When I first heard that Starcraft II costs S$109, I said no way.  It is selling at Amazon.com for US$59.99 (S$81).  That is a rip off.  Besides, no PC games cost that much so far in Singapore.  There is indeed another way.  Days before the July 27 launch, Starcraft II was opened for pre-download directly from Blizzard’s online store.  It took me around 7 hours to download the 7 GB game client via SingTel broadband (one reported that it would take 72 days on a StarHub network).  Blizzard has kept mummed on the price of the digital copy prior to the launch.  After the digital copy was launched on July 27 (10 am PDT), I have purchased the game key at US$59.99.

I suppose there are pros and cons of not getting a local copy.  Here is a laundry list for your consideration.

  • Digital copy does not come with a box.  I am OK not to have a box.  It takes up space and I am used to purchasing digital copies online via Steam.  If I was willing to pay more for a box, I would have imported the Collector’s Edition instead.  Besides, I am reducing the carbon footprint of PC gaming.  Good, yes?
  • US digital copy only allows you to play with the gamers within North America.  And I suppose there is a higher latency compares to logging directly onto the Singapore server.  As for me, I seldom choose the multi-player option.  I buy Starcraft II for the campaigns.  If I do want to experience playing with others, I still can.  And if I want to play with someone who has bought the Southeast Asia version, I still can.  It is because SEA gamers, as of now, are allowed to log into the US server (but not the other way round).  Why would I want to pay extra?

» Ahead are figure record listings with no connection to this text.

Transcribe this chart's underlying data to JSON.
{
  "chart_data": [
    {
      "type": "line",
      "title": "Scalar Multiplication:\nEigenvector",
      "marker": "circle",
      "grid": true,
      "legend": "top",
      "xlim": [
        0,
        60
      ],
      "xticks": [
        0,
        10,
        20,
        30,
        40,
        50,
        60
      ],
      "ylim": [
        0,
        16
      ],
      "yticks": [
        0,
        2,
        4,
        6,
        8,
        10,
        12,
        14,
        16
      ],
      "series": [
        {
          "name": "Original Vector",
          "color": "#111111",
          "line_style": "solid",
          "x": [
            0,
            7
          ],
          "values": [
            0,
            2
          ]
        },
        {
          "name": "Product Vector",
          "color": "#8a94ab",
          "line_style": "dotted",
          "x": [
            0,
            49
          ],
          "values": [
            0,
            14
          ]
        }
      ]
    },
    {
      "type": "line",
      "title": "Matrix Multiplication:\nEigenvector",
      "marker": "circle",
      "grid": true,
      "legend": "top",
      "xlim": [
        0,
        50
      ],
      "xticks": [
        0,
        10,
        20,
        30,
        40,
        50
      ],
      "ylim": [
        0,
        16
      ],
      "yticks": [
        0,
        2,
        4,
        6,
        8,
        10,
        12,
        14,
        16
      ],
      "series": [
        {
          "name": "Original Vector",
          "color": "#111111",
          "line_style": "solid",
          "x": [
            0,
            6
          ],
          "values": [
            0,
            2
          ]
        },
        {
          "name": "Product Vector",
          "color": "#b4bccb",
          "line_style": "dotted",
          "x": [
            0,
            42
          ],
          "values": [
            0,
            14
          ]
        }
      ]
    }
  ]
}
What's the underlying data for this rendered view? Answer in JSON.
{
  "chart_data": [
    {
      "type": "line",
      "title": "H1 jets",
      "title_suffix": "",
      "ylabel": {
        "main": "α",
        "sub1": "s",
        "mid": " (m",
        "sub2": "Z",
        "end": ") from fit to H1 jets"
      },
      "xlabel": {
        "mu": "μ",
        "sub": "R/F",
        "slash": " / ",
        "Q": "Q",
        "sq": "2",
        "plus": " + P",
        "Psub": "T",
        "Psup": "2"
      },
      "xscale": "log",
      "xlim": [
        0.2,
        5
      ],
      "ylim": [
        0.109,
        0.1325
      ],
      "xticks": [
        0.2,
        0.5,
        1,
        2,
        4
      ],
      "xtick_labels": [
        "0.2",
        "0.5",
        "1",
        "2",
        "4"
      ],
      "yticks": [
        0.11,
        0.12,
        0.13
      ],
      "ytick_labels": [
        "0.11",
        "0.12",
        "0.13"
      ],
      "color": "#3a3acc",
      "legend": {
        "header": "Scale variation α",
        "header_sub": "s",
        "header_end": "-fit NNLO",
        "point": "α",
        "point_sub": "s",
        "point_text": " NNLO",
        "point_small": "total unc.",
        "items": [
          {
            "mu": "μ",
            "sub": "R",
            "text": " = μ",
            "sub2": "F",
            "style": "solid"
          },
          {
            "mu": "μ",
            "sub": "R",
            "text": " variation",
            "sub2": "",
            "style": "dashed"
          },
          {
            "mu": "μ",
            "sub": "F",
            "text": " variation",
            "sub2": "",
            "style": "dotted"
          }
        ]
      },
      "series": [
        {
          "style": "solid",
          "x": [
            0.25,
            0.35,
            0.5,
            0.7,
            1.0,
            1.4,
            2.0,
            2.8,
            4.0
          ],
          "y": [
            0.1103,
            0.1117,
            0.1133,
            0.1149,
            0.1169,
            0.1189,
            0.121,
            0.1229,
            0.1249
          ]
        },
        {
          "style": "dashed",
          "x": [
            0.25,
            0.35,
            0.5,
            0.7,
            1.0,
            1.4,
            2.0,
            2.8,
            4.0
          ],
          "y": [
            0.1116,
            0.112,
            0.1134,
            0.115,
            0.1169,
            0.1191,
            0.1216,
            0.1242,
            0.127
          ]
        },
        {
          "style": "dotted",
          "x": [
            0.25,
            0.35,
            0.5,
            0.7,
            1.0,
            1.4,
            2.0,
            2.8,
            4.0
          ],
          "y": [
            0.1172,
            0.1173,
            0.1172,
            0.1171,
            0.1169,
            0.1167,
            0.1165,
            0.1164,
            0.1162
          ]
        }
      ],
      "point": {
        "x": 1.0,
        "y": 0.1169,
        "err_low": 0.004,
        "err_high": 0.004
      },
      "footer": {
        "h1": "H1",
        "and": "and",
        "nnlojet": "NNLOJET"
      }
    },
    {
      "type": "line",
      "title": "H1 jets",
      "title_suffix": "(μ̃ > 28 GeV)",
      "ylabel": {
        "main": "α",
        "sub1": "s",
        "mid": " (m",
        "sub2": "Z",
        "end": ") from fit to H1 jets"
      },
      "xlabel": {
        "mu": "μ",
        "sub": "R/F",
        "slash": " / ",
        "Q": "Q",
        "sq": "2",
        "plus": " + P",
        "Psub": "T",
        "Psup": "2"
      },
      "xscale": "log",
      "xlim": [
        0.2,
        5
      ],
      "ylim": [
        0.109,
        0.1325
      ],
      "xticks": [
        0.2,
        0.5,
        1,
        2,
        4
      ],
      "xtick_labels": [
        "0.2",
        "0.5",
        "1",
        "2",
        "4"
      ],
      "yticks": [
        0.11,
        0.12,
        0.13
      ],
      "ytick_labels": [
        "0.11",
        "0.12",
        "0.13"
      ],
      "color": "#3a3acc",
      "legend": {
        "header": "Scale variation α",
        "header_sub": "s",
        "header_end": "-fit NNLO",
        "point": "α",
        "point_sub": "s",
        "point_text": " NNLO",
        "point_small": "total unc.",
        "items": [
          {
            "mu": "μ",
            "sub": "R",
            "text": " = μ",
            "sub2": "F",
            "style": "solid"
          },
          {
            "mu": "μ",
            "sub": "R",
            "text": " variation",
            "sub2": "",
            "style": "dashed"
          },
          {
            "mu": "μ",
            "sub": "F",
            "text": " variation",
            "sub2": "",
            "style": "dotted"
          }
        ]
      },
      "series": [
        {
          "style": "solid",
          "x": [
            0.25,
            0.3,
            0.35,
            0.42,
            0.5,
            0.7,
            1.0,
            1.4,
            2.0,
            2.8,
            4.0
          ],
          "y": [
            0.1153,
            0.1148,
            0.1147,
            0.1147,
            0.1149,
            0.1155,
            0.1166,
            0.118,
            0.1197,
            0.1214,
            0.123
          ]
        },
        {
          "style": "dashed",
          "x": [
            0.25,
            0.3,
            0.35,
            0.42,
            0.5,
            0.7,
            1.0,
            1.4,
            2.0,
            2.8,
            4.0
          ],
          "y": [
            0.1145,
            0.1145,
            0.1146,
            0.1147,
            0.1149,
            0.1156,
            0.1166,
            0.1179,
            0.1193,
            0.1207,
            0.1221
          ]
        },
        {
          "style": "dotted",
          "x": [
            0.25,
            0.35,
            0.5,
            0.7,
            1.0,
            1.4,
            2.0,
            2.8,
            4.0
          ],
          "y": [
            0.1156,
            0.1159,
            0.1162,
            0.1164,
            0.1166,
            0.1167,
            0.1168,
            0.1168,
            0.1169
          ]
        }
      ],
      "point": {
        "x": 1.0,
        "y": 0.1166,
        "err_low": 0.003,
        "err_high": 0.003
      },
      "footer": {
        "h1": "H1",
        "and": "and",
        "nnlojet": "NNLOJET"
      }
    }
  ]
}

  • Some say support the local industry and give IAHGames the support.  I remember how they screwed up the hosting of Hellgate:London couple of years ago.  Be it as their fault or not, gamers don’t forget.  I still have the bitter taste.  If the local copy of Starcraft II was to cost the same as in America, I would not mind getting one.  Paying so much more to support a company that has failed me before?  I think not.  Some say we should be glad that Blizzard Entertainment has set up an office in Singapore and helped training the folks in IAHGames.  I have played Blizzard’s World of Warcraft on a US server for years with zero local support.  Besides the Tuesday server maintenance that happens during our prime time, I have no complain.  Donating money to IAHGames?  I think not.  But if they manage to build up a good reputation through the hosting of Battle.Net, I may re-evaluate the situation when Diablo III comes.